Lifetime Achievement Award in Sex Work Obsession: David Lynch
Given Lynch’s interest in archetypes, it’s no surprise that whores and virgins are among his most common characters. Laura Palmer, of Twin Peaks: Fire Walk With Me, is a high school prostitute, as is her murdered friend Theresa, whom Laura’s father occasionally hired. In Lost Highway, Alice is at one moment a loving wife and the next a porn actress who has sex less for sex’s sake and more as a means of manipulation. Lynch is particularly intrigued by the parallels between actors and sex workers; Mulholland Drive‘s nameless prostitute closely resembles aspiring actress Diane, and Nikki of Inland Empire vacillates between living life as prostitute and a film actress.

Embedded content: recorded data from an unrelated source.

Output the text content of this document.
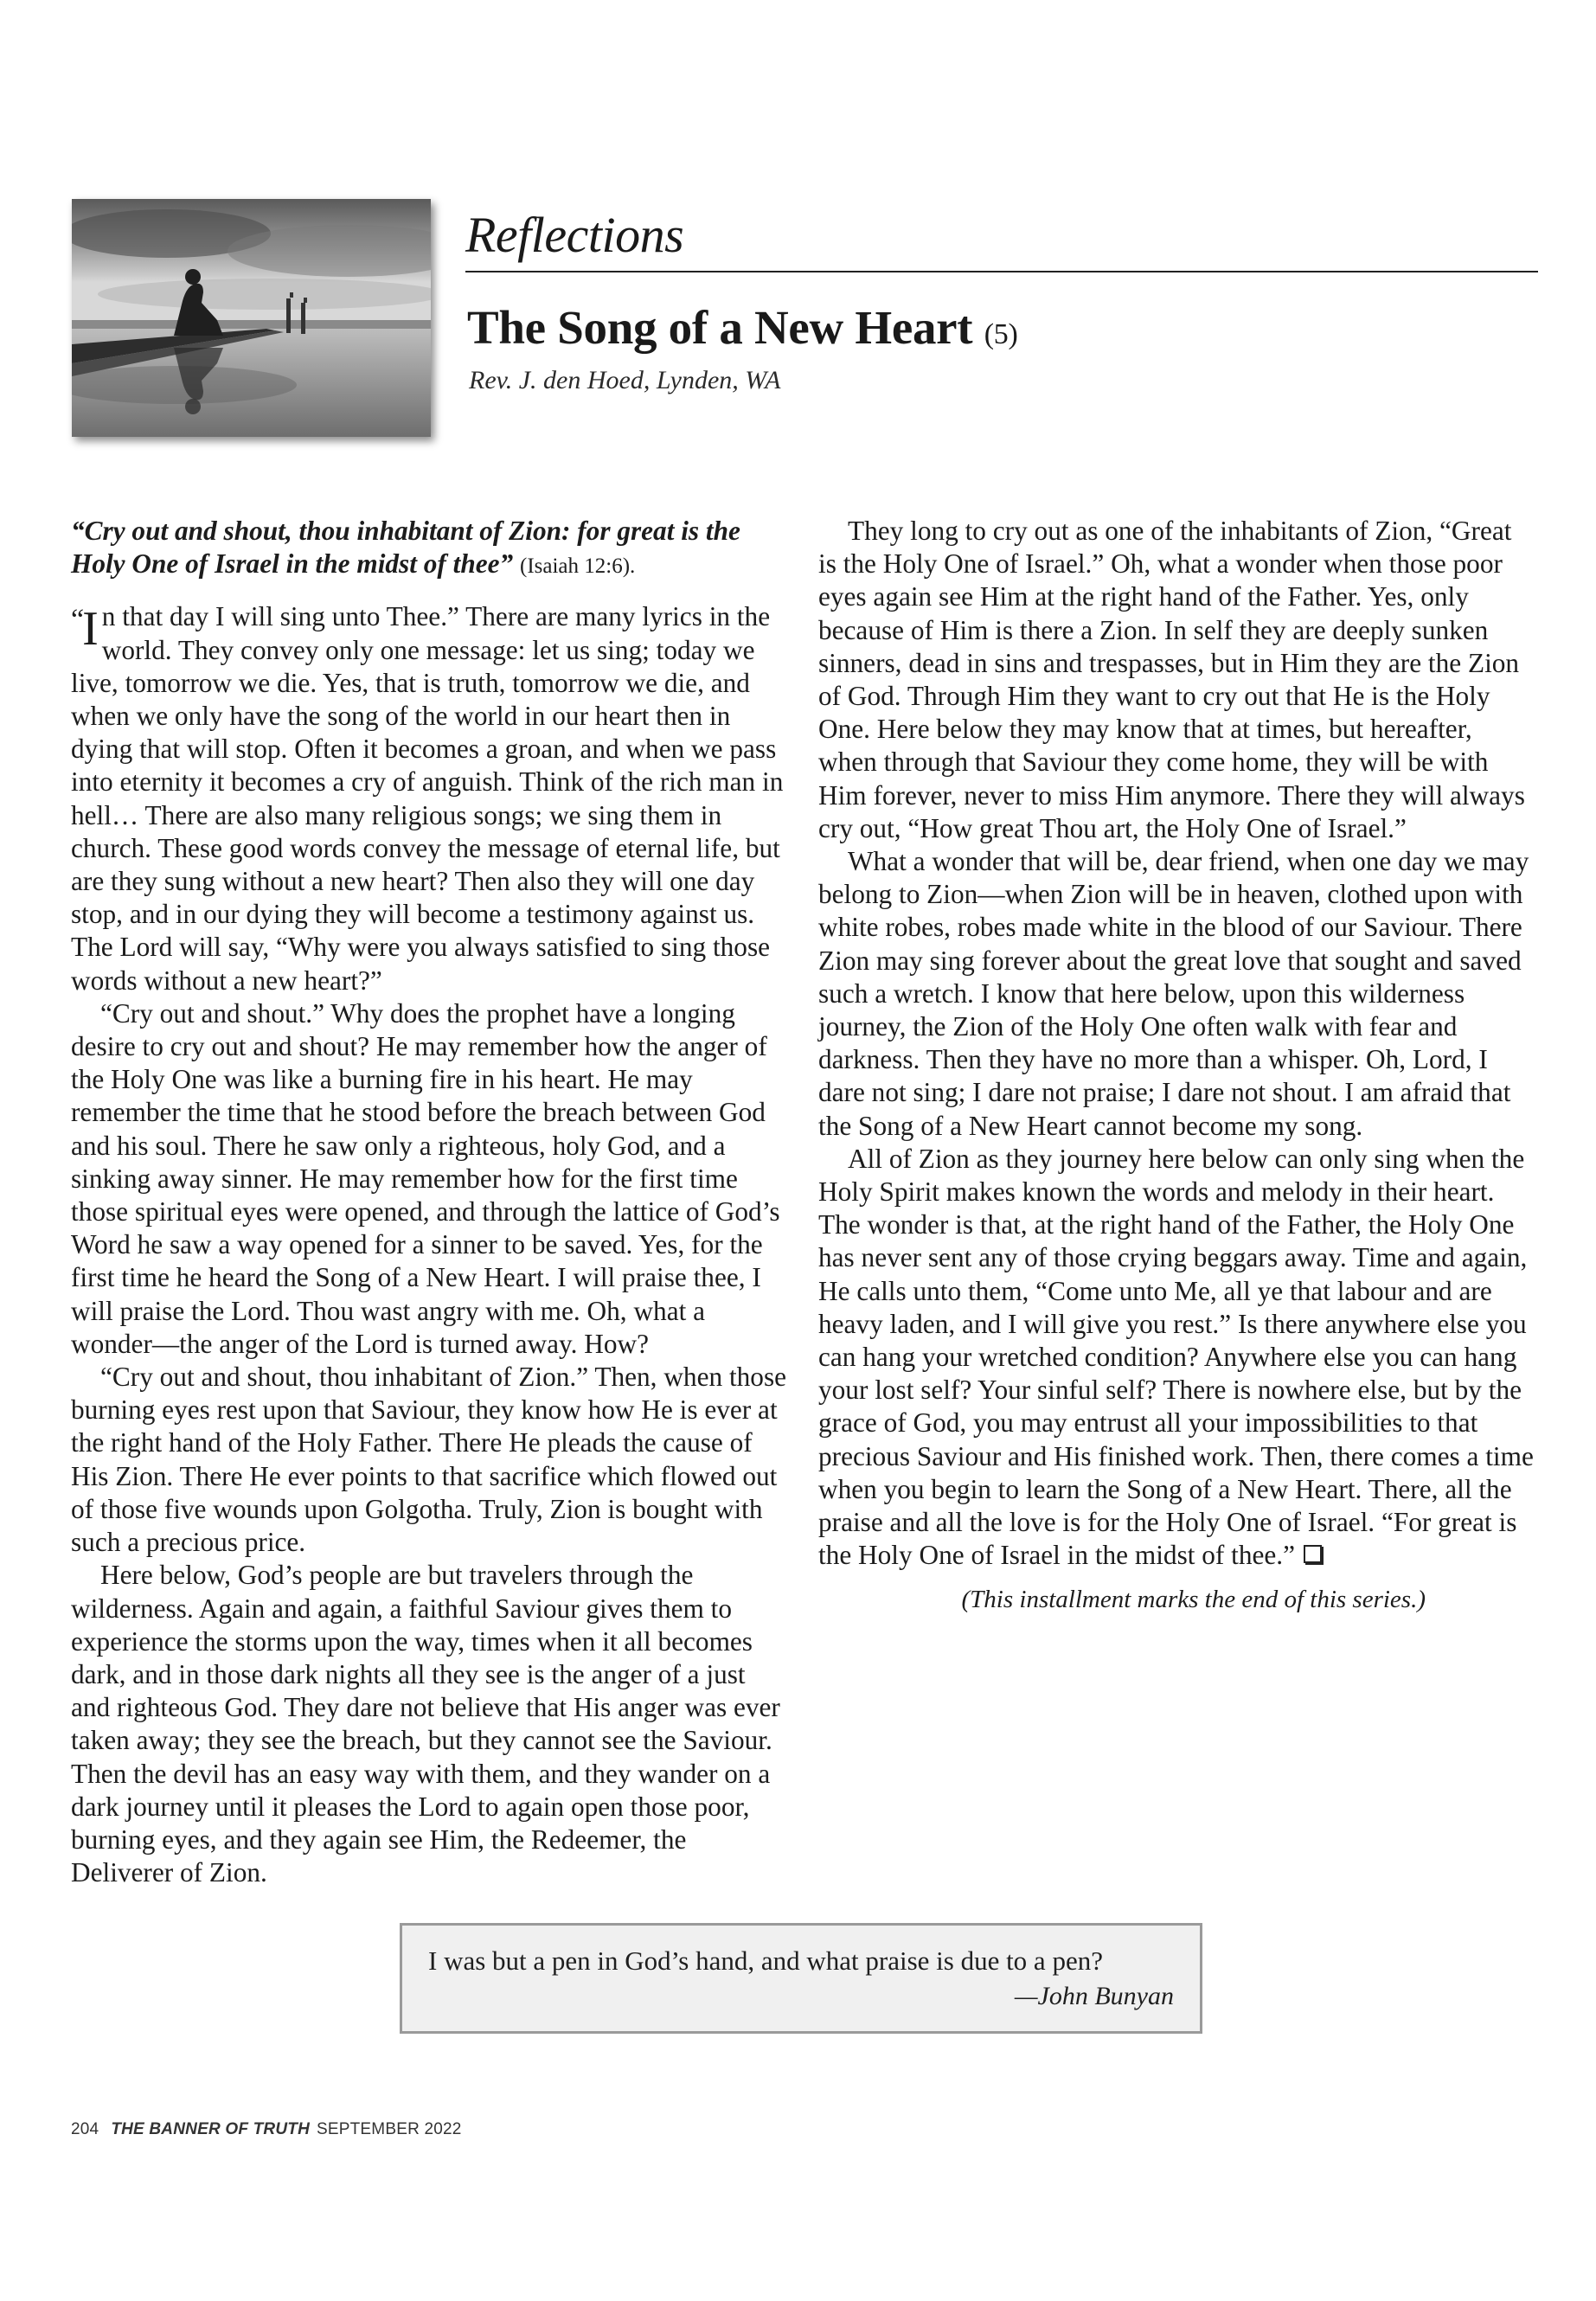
Reflections
The Song of a New Heart (5)
Rev. J. den Hoed, Lynden, WA

“Cry out and shout, thou inhabitant of Zion: for great is the Holy One of Israel in the midst of thee” (Isaiah 12:6).

“I n that day I will sing unto Thee.” There are many lyrics in the world. They convey only one message: let us sing; today we live, tomorrow we die. Yes, that is truth, tomorrow we die, and when we only have the song of the world in our heart then in dying that will stop. Often it becomes a groan, and when we pass into eternity it becomes a cry of anguish. Think of the rich man in hell… There are also many religious songs; we sing them in church. These good words convey the message of eternal life, but are they sung without a new heart? Then also they will one day stop, and in our dying they will become a testimony against us. The Lord will say, “Why were you always satisfied to sing those words without a new heart?”

“Cry out and shout.” Why does the prophet have a longing desire to cry out and shout? He may remember how the anger of the Holy One was like a burning fire in his heart. He may remember the time that he stood before the breach between God and his soul. There he saw only a righteous, holy God, and a sinking away sinner. He may remember how for the first time those spiritual eyes were opened, and through the lattice of God’s Word he saw a way opened for a sinner to be saved. Yes, for the first time he heard the Song of a New Heart. I will praise thee, I will praise the Lord. Thou wast angry with me. Oh, what a wonder—the anger of the Lord is turned away. How?

“Cry out and shout, thou inhabitant of Zion.” Then, when those burning eyes rest upon that Saviour, they know how He is ever at the right hand of the Holy Father. There He pleads the cause of His Zion. There He ever points to that sacrifice which flowed out of those five wounds upon Golgotha. Truly, Zion is bought with such a precious price.

Here below, God’s people are but travelers through the wilderness. Again and again, a faithful Saviour gives them to experience the storms upon the way, times when it all becomes dark, and in those dark nights all they see is the anger of a just and righteous God. They dare not believe that His anger was ever taken away; they see the breach, but they cannot see the Saviour. Then the devil has an easy way with them, and they wander on a dark journey until it pleases the Lord to again open those poor, burning eyes, and they again see Him, the Redeemer, the Deliverer of Zion.

They long to cry out as one of the inhabitants of Zion, “Great is the Holy One of Israel.” Oh, what a wonder when those poor eyes again see Him at the right hand of the Father. Yes, only because of Him is there a Zion. In self they are deeply sunken sinners, dead in sins and trespasses, but in Him they are the Zion of God. Through Him they want to cry out that He is the Holy One. Here below they may know that at times, but hereafter, when through that Saviour they come home, they will be with Him forever, never to miss Him anymore. There they will always cry out, “How great Thou art, the Holy One of Israel.”

What a wonder that will be, dear friend, when one day we may belong to Zion—when Zion will be in heaven, clothed upon with white robes, robes made white in the blood of our Saviour. There Zion may sing forever about the great love that sought and saved such a wretch. I know that here below, upon this wilderness journey, the Zion of the Holy One often walk with fear and darkness. Then they have no more than a whisper. Oh, Lord, I dare not sing; I dare not praise; I dare not shout. I am afraid that the Song of a New Heart cannot become my song.

All of Zion as they journey here below can only sing when the Holy Spirit makes known the words and melody in their heart. The wonder is that, at the right hand of the Father, the Holy One has never sent any of those crying beggars away. Time and again, He calls unto them, “Come unto Me, all ye that labour and are heavy laden, and I will give you rest.” Is there anywhere else you can hang your wretched condition? Anywhere else you can hang your lost self? Your sinful self? There is nowhere else, but by the grace of God, you may entrust all your impossibilities to that precious Saviour and His finished work. Then, there comes a time when you begin to learn the Song of a New Heart. There, all the praise and all the love is for the Holy One of Israel. “For great is the Holy One of Israel in the midst of thee.”

(This installment marks the end of this series.)

I was but a pen in God’s hand, and what praise is due to a pen?
—John Bunyan
204 THE BANNER OF TRUTH SEPTEMBER 2022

Of all his works, Inland Empire is the most consumed with sex work; it’s even framed by a Polish call girl who watches the movie on a TV and haunted by a group of young American prostitutes who occasionally sing. The complexities of sex work are well served by Lynch’s opaque, tangled story-telling style, which routinely highlights the gray area created by the myriad ways people use sex as a tool, even if not directly for cash. When someone asks the Polish escort “you know what whores do?”, she responds with “they fuck”, no doubt intentionally leaving out the stipulation “for money.”